The system, created in the southern US states after the end of slavery in 1865, was manipulated by elite white landowners to keep sharecroppers constantly in debt. In Robinson’s early childhood years, the region also segregated black and white students into different schools — often with far fewer resources for students of African origin.
Despite this, he says that both his parents and his teachers and the pastors of the church he attended emphasized the importance of education for him and his colleagues to achieve a better future. “For as long as I can remember, I’ve loved science and math — the stuff Dad called ‘doing math.’ I wanted to get out of Danville,” he told The Washington Post.
The good academic performance and ease of playing American football, in the “quarterback” position, paved the way for him to get a scholarship, in the late 1970s, to study exact sciences at the University of the Union of Virginia, in Richmond. Afterwards, he transferred to Howard University, where he studied electrical engineering, in addition to obtaining an MBA (postgraduate degree in management).
At first, he says he didn’t dream of working with aerospace projects. “Space was off my radar,” he said in an interview with NPR, the US public radio network. Some college mates, however, started getting internships at NASA, which piqued his interest. He would end up joining the organ in 1989. “Once you go through the gate and start working with it, quickly the bug [da exploração espacial] bites you and never stops biting you,” he jokes.

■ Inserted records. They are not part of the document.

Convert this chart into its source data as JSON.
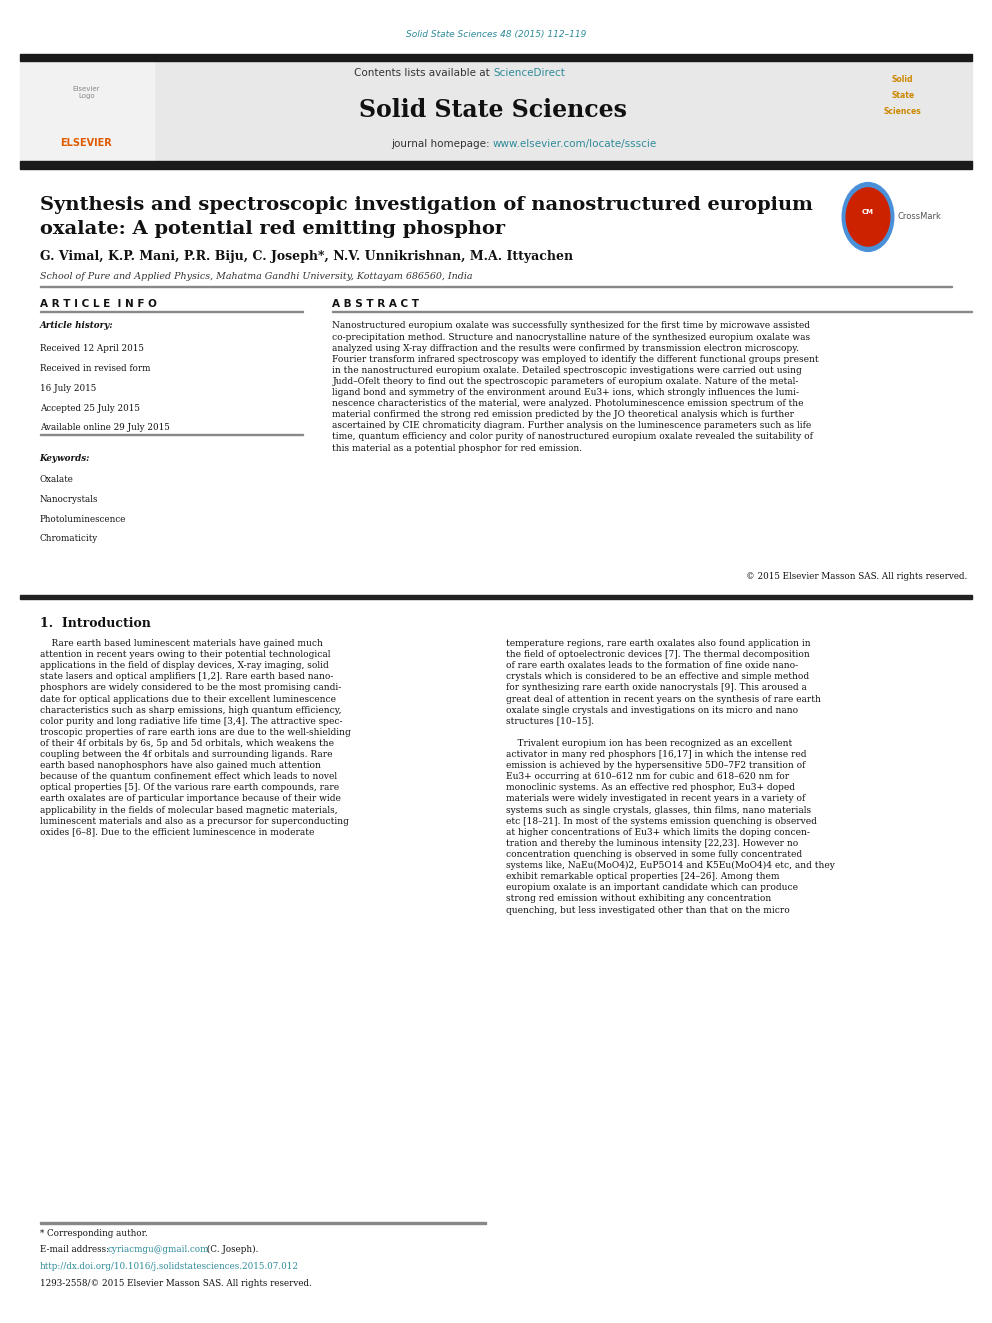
{
  "page_width": 9.92,
  "page_height": 13.23,
  "background_color": "#ffffff",
  "top_citation": "Solid State Sciences 48 (2015) 112–119",
  "top_citation_color": "#2E8B9A",
  "journal_name": "Solid State Sciences",
  "contents_text": "Contents lists available at ",
  "sciencedirect_text": "ScienceDirect",
  "sciencedirect_color": "#2E8B9A",
  "homepage_text": "journal homepage: ",
  "homepage_url": "www.elsevier.com/locate/ssscie",
  "homepage_url_color": "#2E8B9A",
  "title_line1": "Synthesis and spectroscopic investigation of nanostructured europium",
  "title_line2": "oxalate: A potential red emitting phosphor",
  "authors": "G. Vimal, K.P. Mani, P.R. Biju, C. Joseph*, N.V. Unnikrishnan, M.A. Ittyachen",
  "affiliation": "School of Pure and Applied Physics, Mahatma Gandhi University, Kottayam 686560, India",
  "article_info_header": "A R T I C L E  I N F O",
  "abstract_header": "A B S T R A C T",
  "article_history_label": "Article history:",
  "received_1": "Received 12 April 2015",
  "received_revised": "Received in revised form",
  "revised_date": "16 July 2015",
  "accepted": "Accepted 25 July 2015",
  "available": "Available online 29 July 2015",
  "keywords_label": "Keywords:",
  "keyword1": "Oxalate",
  "keyword2": "Nanocrystals",
  "keyword3": "Photoluminescence",
  "keyword4": "Chromaticity",
  "abstract_text": "Nanostructured europium oxalate was successfully synthesized for the first time by microwave assisted\nco-precipitation method. Structure and nanocrystalline nature of the synthesized europium oxalate was\nanalyzed using X-ray diffraction and the results were confirmed by transmission electron microscopy.\nFourier transform infrared spectroscopy was employed to identify the different functional groups present\nin the nanostructured europium oxalate. Detailed spectroscopic investigations were carried out using\nJudd–Ofelt theory to find out the spectroscopic parameters of europium oxalate. Nature of the metal-\nligand bond and symmetry of the environment around Eu3+ ions, which strongly influences the lumi-\nnescence characteristics of the material, were analyzed. Photoluminescence emission spectrum of the\nmaterial confirmed the strong red emission predicted by the JO theoretical analysis which is further\nascertained by CIE chromaticity diagram. Further analysis on the luminescence parameters such as life\ntime, quantum efficiency and color purity of nanostructured europium oxalate revealed the suitability of\nthis material as a potential phosphor for red emission.",
  "copyright_text": "© 2015 Elsevier Masson SAS. All rights reserved.",
  "intro_header": "1.  Introduction",
  "intro_col1": "    Rare earth based luminescent materials have gained much\nattention in recent years owing to their potential technological\napplications in the field of display devices, X-ray imaging, solid\nstate lasers and optical amplifiers [1,2]. Rare earth based nano-\nphosphors are widely considered to be the most promising candi-\ndate for optical applications due to their excellent luminescence\ncharacteristics such as sharp emissions, high quantum efficiency,\ncolor purity and long radiative life time [3,4]. The attractive spec-\ntroscopic properties of rare earth ions are due to the well-shielding\nof their 4f orbitals by 6s, 5p and 5d orbitals, which weakens the\ncoupling between the 4f orbitals and surrounding ligands. Rare\nearth based nanophosphors have also gained much attention\nbecause of the quantum confinement effect which leads to novel\noptical properties [5]. Of the various rare earth compounds, rare\nearth oxalates are of particular importance because of their wide\napplicability in the fields of molecular based magnetic materials,\nluminescent materials and also as a precursor for superconducting\noxides [6–8]. Due to the efficient luminescence in moderate",
  "intro_col2": "temperature regions, rare earth oxalates also found application in\nthe field of optoelectronic devices [7]. The thermal decomposition\nof rare earth oxalates leads to the formation of fine oxide nano-\ncrystals which is considered to be an effective and simple method\nfor synthesizing rare earth oxide nanocrystals [9]. This aroused a\ngreat deal of attention in recent years on the synthesis of rare earth\noxalate single crystals and investigations on its micro and nano\nstructures [10–15].\n\n    Trivalent europium ion has been recognized as an excellent\nactivator in many red phosphors [16,17] in which the intense red\nemission is achieved by the hypersensitive 5D0–7F2 transition of\nEu3+ occurring at 610–612 nm for cubic and 618–620 nm for\nmonoclinic systems. As an effective red phosphor, Eu3+ doped\nmaterials were widely investigated in recent years in a variety of\nsystems such as single crystals, glasses, thin films, nano materials\netc [18–21]. In most of the systems emission quenching is observed\nat higher concentrations of Eu3+ which limits the doping concen-\ntration and thereby the luminous intensity [22,23]. However no\nconcentration quenching is observed in some fully concentrated\nsystems like, NaEu(MoO4)2, EuP5O14 and K5Eu(MoO4)4 etc, and they\nexhibit remarkable optical properties [24–26]. Among them\neuropium oxalate is an important candidate which can produce\nstrong red emission without exhibiting any concentration\nquenching, but less investigated other than that on the micro",
  "footnote_corresponding": "* Corresponding author.",
  "footnote_email_label": "E-mail address: ",
  "footnote_email": "cyriacmgu@gmail.com",
  "footnote_email_color": "#2E8B9A",
  "footnote_email_suffix": " (C. Joseph).",
  "footnote_doi": "http://dx.doi.org/10.1016/j.solidstatesciences.2015.07.012",
  "footnote_doi_color": "#2E8B9A",
  "footnote_issn": "1293-2558/© 2015 Elsevier Masson SAS. All rights reserved.",
  "header_bg_color": "#e8e8e8",
  "top_bar_color": "#1a1a1a",
  "elsevier_color": "#e05a00"
}
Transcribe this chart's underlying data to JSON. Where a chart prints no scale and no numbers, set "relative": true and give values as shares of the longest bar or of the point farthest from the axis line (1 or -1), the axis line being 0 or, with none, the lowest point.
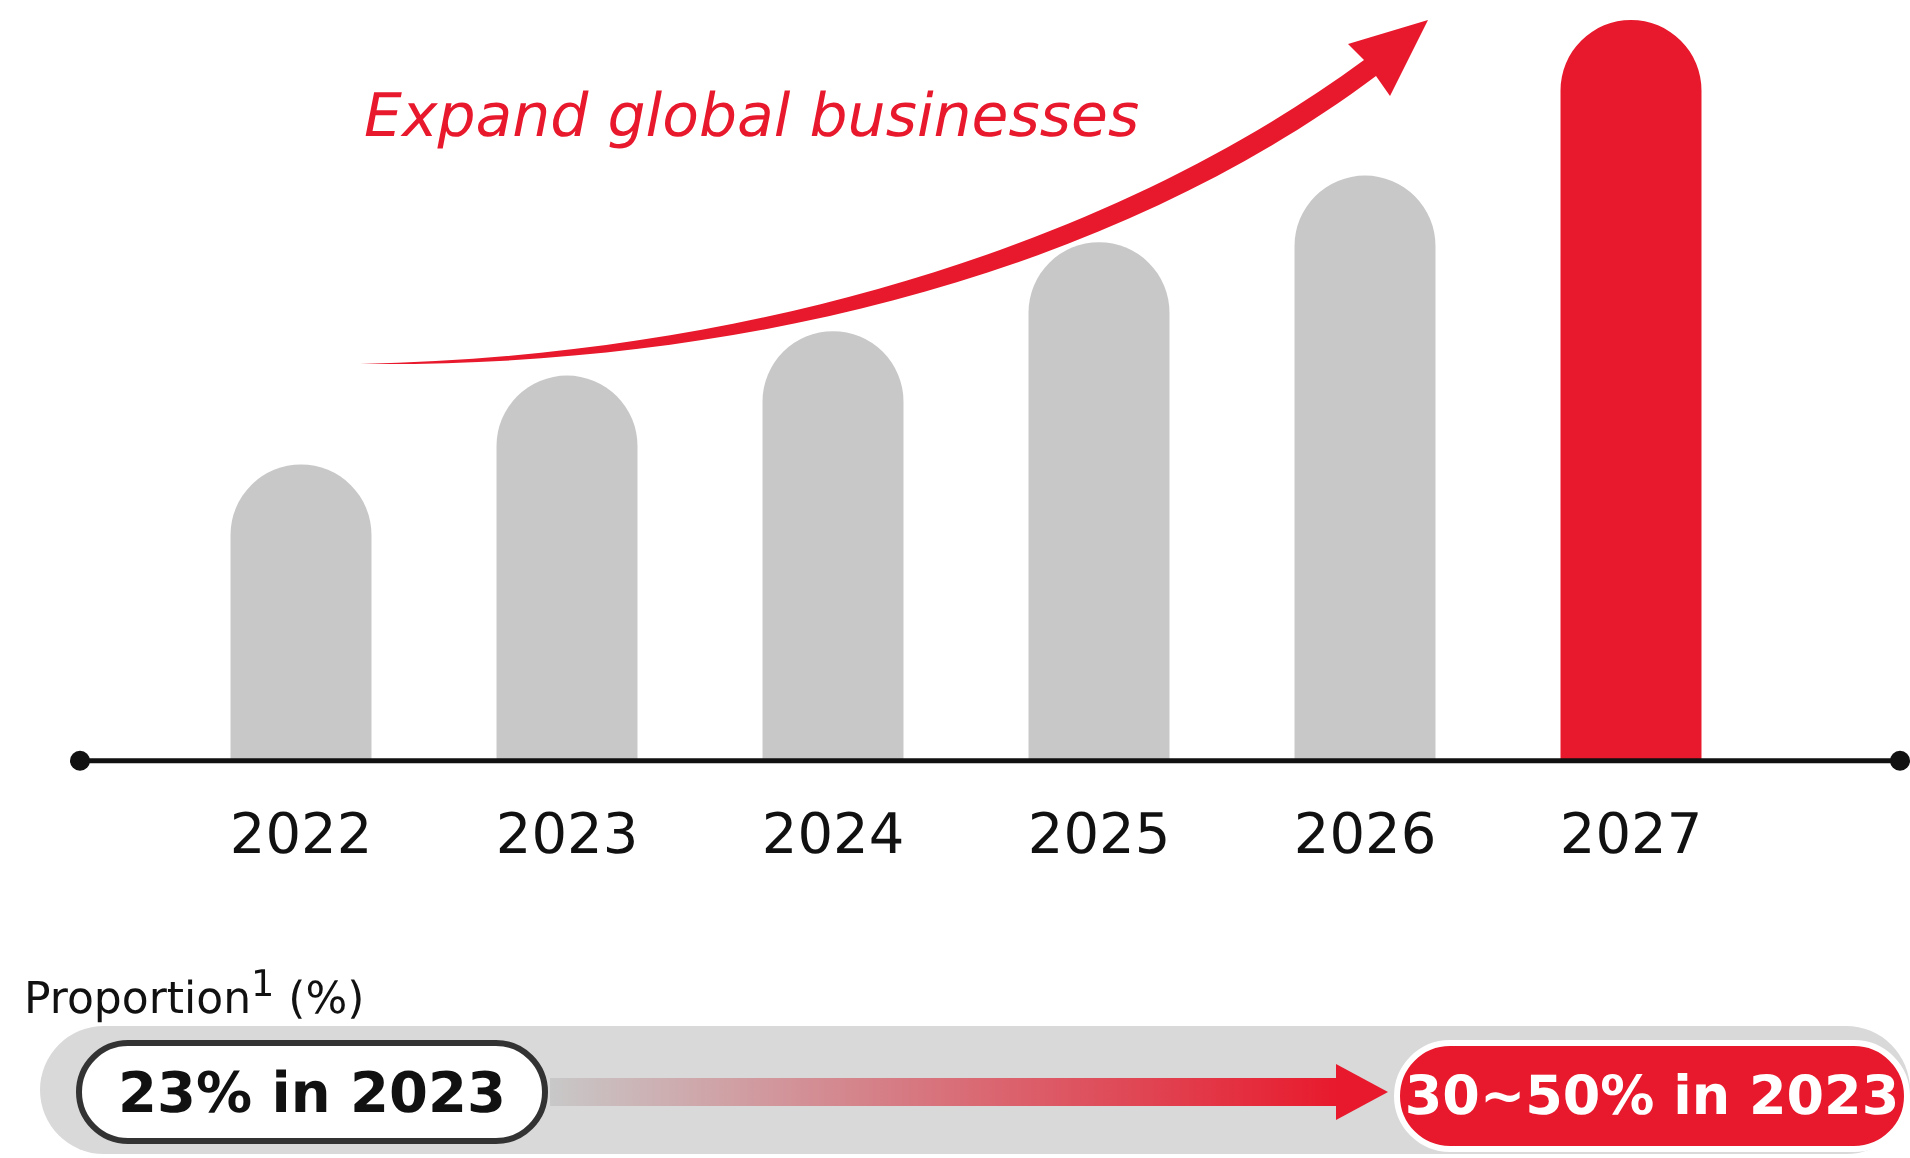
{
  "chart_data": {
    "type": "bar",
    "relative": true,
    "categories": [
      "2022",
      "2023",
      "2024",
      "2025",
      "2026",
      "2027"
    ],
    "values": [
      0.4,
      0.52,
      0.58,
      0.7,
      0.79,
      1
    ],
    "colors": [
      "#c8c8c8",
      "#c8c8c8",
      "#c8c8c8",
      "#c8c8c8",
      "#c8c8c8",
      "#e8192c"
    ],
    "annotations": [
      "Expand global businesses",
      "Proportion$^{1}$ (%)",
      "23% in 2023",
      "30~50% in 2023"
    ],
    "grid": false,
    "legend": false
  }
}
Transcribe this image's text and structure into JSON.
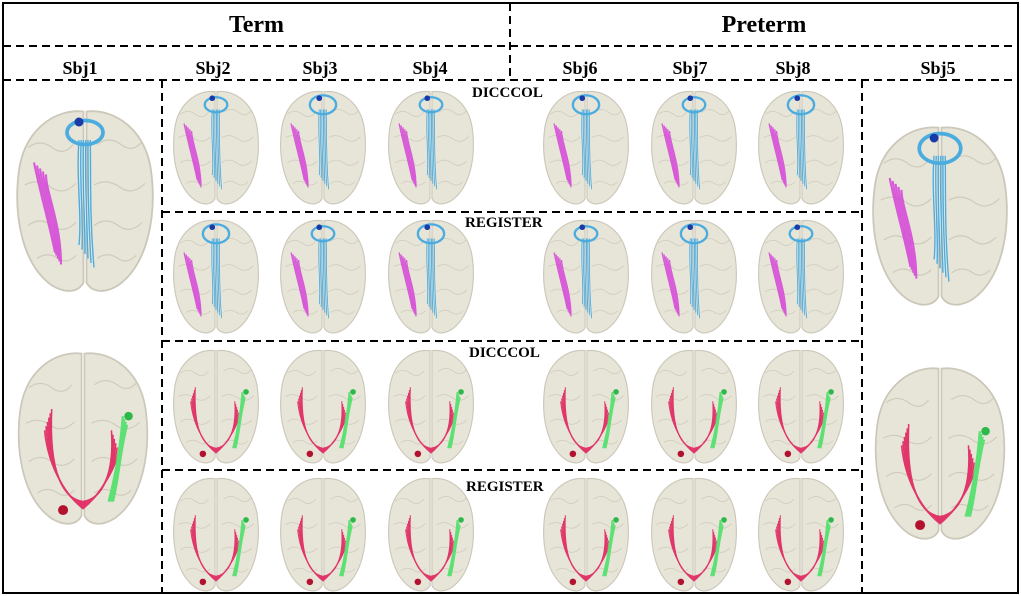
{
  "groups": {
    "term": "Term",
    "preterm": "Preterm"
  },
  "subjects": {
    "sbj1": "Sbj1",
    "sbj2": "Sbj2",
    "sbj3": "Sbj3",
    "sbj4": "Sbj4",
    "sbj6": "Sbj6",
    "sbj7": "Sbj7",
    "sbj8": "Sbj8",
    "sbj5": "Sbj5"
  },
  "row_labels": {
    "r1": "DICCCOL",
    "r2": "REGISTER",
    "r3": "DICCCOL",
    "r4": "REGISTER"
  },
  "colors": {
    "brain_fill": "#e6e3d6",
    "brain_stroke": "#c9c5b6",
    "fiber_blue": "#3aa6e0",
    "fiber_magenta": "#d64ad8",
    "fiber_red": "#e0245e",
    "fiber_green": "#4fe06a"
  }
}
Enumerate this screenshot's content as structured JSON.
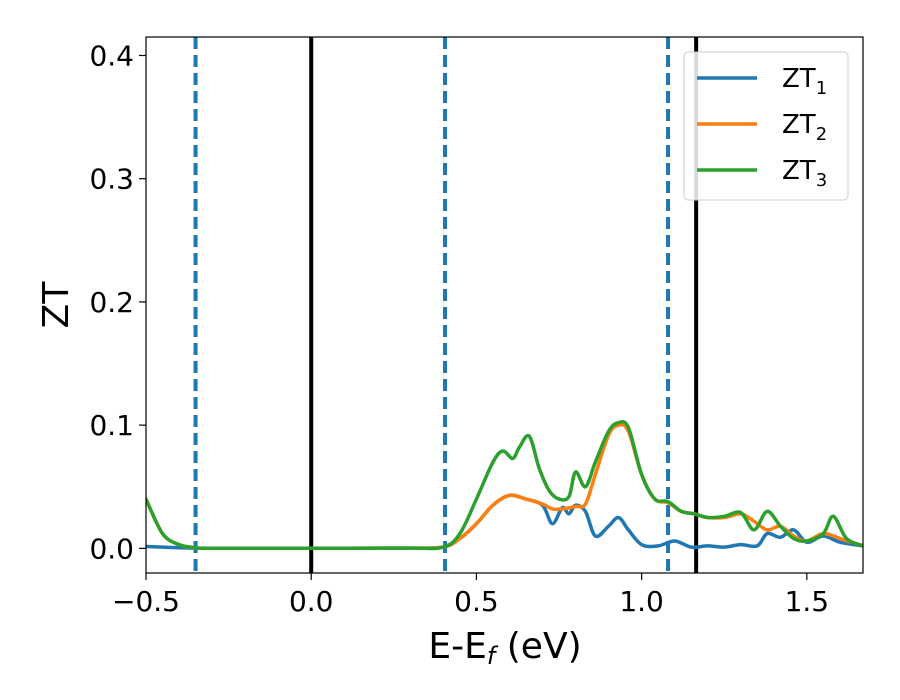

After managing several highly complex projects, including the Space Shuttle flights, Robinson gained a reputation as an efficient coordinator, interested in streamlining NASA’s sometimes stuck work culture, but capable of a smooth rapport with his team members. After he assumed leadership of the new space telescope project, deadlines for each phase of the initiative were met in about 90% of cases, against 55% before his tenure, according to Time magazine.
“He was able to channel the forces of human nature and creativity. Our team revolves around Greg because we trust in his ability to ask questions, understand our concerns and respect our opinions. He makes it all look easy, but I can hardly imagine how he does it,” declared John Mather, a Nobel-winning astrophysicist and senior scientist at the James Webb, in tribute to his colleague.
“As we got closer to launch, and even when the telescope was launched, I was never worried about the outcome of the mission”, says the engineer. “My biggest concern was, let’s get this over with, let’s go to the launch center and get this thing off the ground.”
The device’s cost explosion had to do, in part, with the need to develop completely new technologies for the Webb to fulfill its mission. With a unique ability to examine the light spectrum in the infrared range, the device will observe both very distant galaxies and stars, which emerged in the early days of the Universe, and the chemical composition of the atmosphere of planets in other solar systems, being able to estimate whether they are favorable to the emergence of life.
Robinson is married—he and his wife Cynthia have three daughters. “The middle one doesn’t want anything to do with math or science. But her three kids all think they’re going to be the next generation of space explorers. I’m really looking forward to seeing how this turns out,” he said. to the Washington Post.